Rural youth are striving to become productive and connected individuals who are in charge of their own futures. That makes these elements an essential cornerstone of rural youth development.
The ability of young people to become productive individuals depends on several factors. First, where they live is hugely important – many social and economic factors may aid or hinder their progress. Second, their productivity hinges on their cognitive and non-cognitive skills.
Governments need to ensure social structures and attitudes help rural youth progress rather than hold them back. That is especially important for young rural women, who tend to lag behind. Governments also need to align all stakeholders in the educational system. This will help ensure youth get the knowledge and skills they need to become more productive.
Improved connectivity to people, markets, services, ideas and information create opportunities for rural youth to become more productive. When rural areas have better information and transport links to markets, everyone's opportunities widen, including for rural youth. Greater connectivity also offers them a way to build and strengthen their social and human capital, develop skills and boost their self-confidence. As a result, their sense of agency and productivity increase.

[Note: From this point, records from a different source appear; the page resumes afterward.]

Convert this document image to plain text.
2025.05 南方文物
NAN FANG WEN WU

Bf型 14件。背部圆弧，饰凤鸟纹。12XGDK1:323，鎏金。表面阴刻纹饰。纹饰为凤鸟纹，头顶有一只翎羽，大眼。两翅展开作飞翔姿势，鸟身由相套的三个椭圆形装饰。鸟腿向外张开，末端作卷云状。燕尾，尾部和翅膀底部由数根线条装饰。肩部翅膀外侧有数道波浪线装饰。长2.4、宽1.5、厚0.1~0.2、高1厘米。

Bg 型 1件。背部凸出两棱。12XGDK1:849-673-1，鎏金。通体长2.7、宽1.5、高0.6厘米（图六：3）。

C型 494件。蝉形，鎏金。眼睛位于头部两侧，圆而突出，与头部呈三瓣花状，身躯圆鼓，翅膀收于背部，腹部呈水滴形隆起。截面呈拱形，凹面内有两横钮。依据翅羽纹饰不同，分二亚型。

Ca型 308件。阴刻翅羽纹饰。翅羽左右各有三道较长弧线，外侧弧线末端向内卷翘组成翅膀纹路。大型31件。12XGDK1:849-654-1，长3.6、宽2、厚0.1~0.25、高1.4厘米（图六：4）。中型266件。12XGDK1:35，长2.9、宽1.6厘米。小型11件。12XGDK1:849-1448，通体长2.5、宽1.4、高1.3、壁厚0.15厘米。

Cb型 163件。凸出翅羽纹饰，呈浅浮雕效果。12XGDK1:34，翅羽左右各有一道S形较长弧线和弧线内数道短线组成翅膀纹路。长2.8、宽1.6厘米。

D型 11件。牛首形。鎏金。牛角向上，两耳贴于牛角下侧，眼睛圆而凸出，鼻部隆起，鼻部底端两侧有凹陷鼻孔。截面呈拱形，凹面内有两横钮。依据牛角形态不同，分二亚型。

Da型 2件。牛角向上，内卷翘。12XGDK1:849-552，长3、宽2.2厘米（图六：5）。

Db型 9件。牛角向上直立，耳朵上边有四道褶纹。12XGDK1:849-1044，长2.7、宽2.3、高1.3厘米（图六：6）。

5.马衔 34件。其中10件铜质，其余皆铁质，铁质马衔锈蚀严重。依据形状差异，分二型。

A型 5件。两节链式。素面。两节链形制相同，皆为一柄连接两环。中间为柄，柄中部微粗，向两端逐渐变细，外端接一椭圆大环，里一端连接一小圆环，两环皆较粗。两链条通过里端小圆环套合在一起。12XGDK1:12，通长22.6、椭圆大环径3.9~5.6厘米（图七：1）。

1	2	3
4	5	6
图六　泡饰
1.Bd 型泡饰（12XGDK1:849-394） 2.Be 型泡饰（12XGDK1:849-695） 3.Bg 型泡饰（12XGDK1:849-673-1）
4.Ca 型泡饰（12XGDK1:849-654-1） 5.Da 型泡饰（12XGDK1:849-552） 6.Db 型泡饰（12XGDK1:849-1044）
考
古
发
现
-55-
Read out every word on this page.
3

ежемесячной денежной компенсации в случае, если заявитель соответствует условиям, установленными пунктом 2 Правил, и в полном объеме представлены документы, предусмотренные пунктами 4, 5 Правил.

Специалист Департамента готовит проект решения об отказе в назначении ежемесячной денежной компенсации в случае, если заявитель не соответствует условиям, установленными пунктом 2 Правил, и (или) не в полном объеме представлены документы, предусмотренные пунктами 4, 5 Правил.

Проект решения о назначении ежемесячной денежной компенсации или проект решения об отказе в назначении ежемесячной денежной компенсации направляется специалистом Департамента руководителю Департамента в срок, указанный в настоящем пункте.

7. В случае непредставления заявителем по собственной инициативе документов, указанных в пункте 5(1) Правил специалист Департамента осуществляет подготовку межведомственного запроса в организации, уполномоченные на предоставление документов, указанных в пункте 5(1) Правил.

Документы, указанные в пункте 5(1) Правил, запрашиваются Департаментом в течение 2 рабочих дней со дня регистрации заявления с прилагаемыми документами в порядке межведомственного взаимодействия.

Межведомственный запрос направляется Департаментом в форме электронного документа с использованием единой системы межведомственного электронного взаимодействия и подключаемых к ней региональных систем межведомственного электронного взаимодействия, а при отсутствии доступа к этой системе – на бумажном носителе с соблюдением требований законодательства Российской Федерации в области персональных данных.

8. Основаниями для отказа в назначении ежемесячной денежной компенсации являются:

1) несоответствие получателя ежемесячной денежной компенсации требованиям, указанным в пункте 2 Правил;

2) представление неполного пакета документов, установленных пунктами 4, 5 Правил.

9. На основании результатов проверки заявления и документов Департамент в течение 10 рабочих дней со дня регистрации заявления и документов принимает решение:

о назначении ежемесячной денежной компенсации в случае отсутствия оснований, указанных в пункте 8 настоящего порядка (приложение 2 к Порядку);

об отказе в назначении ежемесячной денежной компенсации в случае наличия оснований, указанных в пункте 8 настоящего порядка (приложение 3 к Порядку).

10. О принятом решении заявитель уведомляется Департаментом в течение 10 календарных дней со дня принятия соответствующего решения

Rural youth tend to be less in-charge of their lives compared to adults and urban youth. That’s especially true for young women, who may be constrained by the expectations of their family and society. Likewise, rural youth facing multiple layers of exclusion may find it challenging to harness today's rapid pace of change to enhance their agency.
It is important to pay special attention to the setting in which rural youth live. What factors determine the potential productivity and connectivity of the national, local and family settings they live in? Secondly, what are the particular constraints with young people’s transition from youth and dependence to adulthood and greater independence?
An effective rural youth policy and investment agenda must address the three factors of productivity, connectivity and agency, which are mutually reinforcing. It must identify the specific challenges for youth, and then develop the policies and programmes to help them.